Surface syntax (left) and Tectogrammatical tree (right)

Fig 2: Surface syntax (left) and tectogrammatical tree (right) of Ag. 1100

Leaving all the many technicalities aside, we may note that the right tree in Fig. 2 visualizes precisely this reconstruction. On the other hand, a “plain” syntactic tree that diagrams the relations between the words that are effectively attested in the sentence is reproduced on the left. In the language of the Prague Dependency Treebank, and in the theoretical framework of Functional Generative Description of the Prague School that lies behind it (Sgall et al. 1986), such diagrams as ours in the right are called tectogrammatical trees. Whereas a treebank of “surface syntax” is already available for Ancient Greek (see our previous post), tectogrammatical annotation of Greek is still an unexplored new frontier.

Those who are interested in the technical aspects of the formalism can refer to this clear introduction by Jan Hajič to the multi-layer Prague Dependency Treebank of Czech, where this kind of annotation was implemented and developed for the first time. What is important to stress here is that the complex layer of tectogrammatics is a formalism that integrates the major phenomena that impact on the meaning of a sentence in its context.
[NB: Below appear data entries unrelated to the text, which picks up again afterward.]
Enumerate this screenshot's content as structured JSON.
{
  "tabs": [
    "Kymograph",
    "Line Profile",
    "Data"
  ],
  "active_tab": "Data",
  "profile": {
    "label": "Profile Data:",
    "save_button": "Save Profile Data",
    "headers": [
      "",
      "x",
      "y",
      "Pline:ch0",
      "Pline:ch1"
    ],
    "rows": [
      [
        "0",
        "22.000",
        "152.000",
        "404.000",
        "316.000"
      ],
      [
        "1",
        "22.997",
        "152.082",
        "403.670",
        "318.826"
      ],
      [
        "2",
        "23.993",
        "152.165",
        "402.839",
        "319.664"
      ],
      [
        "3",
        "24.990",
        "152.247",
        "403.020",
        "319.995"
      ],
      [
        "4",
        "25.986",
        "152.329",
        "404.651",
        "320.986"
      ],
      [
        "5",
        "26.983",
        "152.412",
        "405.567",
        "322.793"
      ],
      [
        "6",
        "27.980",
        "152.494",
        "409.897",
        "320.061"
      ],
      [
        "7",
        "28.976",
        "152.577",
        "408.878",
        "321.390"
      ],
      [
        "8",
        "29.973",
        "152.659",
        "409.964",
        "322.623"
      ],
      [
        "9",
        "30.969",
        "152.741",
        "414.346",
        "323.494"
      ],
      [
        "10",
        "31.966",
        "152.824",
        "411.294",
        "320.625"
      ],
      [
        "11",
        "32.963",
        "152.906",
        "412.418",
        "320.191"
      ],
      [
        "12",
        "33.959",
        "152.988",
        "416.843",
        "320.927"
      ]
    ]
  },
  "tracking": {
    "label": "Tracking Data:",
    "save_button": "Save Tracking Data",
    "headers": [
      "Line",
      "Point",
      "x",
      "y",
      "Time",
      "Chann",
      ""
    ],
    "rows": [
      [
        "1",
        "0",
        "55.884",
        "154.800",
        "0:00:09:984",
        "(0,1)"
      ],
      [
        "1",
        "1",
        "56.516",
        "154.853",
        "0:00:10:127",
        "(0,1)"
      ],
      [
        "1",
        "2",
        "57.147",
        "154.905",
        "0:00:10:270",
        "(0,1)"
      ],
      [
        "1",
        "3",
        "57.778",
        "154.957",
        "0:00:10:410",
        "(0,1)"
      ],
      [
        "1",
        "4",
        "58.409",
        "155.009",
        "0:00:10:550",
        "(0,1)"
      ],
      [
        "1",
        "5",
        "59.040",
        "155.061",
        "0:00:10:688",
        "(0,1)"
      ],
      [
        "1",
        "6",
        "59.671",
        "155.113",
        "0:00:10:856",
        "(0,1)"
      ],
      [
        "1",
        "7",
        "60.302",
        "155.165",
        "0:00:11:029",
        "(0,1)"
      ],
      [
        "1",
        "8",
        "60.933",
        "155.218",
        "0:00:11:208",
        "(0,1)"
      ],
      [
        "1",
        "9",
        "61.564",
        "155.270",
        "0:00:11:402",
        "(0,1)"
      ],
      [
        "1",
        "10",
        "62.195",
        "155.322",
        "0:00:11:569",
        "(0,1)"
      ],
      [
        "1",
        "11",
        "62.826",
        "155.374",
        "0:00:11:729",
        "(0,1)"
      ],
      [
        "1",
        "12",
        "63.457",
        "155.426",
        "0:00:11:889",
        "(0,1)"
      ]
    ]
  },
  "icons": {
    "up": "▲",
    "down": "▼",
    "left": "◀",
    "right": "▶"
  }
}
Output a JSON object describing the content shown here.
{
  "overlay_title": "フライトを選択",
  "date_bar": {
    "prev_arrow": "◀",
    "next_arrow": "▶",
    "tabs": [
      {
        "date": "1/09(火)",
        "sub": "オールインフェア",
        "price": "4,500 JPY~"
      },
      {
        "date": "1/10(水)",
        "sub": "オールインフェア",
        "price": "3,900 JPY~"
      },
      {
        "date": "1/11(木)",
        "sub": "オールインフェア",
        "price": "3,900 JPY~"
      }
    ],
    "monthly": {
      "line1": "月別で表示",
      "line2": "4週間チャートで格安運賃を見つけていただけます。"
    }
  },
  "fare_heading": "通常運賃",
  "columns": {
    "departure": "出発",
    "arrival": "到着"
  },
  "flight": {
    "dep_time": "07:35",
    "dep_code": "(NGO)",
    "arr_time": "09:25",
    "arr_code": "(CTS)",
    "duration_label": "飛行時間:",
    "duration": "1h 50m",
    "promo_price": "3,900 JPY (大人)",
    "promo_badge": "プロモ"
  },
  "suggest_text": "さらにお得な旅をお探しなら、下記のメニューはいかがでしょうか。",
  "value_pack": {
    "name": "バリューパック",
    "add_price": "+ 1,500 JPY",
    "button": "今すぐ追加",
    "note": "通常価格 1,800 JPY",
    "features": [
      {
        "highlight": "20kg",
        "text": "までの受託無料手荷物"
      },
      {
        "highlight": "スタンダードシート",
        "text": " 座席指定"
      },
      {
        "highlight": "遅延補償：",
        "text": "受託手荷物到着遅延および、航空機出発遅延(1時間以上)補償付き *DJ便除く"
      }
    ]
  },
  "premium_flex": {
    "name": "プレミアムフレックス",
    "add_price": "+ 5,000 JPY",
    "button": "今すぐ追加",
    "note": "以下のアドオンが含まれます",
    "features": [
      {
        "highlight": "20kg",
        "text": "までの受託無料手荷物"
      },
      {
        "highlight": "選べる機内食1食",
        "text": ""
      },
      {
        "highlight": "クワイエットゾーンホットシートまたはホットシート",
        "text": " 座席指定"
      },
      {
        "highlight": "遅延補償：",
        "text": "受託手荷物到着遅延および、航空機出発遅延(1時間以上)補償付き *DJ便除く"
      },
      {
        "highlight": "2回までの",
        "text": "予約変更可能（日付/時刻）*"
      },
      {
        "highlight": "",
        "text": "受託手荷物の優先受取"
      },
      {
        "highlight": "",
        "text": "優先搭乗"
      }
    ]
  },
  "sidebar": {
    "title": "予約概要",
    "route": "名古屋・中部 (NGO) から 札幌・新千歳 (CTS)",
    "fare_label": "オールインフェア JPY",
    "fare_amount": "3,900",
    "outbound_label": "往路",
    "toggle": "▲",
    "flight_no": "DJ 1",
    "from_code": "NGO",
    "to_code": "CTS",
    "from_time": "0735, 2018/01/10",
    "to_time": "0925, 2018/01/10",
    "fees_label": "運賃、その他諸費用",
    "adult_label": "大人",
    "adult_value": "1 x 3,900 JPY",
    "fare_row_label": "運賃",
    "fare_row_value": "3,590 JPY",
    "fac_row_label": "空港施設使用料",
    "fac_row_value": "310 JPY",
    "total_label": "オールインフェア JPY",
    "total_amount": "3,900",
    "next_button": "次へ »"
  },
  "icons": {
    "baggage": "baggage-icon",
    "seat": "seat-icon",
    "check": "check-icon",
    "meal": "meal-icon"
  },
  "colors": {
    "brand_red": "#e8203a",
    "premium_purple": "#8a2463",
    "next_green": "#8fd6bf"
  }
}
In the Tectogrammatical Sentence Representation, the meaning is produced by a combination of four different factors, all of which are represented in the trees:

  1. the semantically relevant words and the dependency structure formed by them; a detailed set of semantic-syntactic labels (the so-called “functors”) is used to describe these relations; special attention is paid to the relations implied by the verb valency;
  2. the semantic information that are expressed through the morphology (number, gender, aspect etc) and are represented as properties of the words (with the so-called “grammatemes”);
  3. the co-reference of the linguistic “pointers” (pronouns and reconstructed nodes);
  4. topic-focus articulation and word-order.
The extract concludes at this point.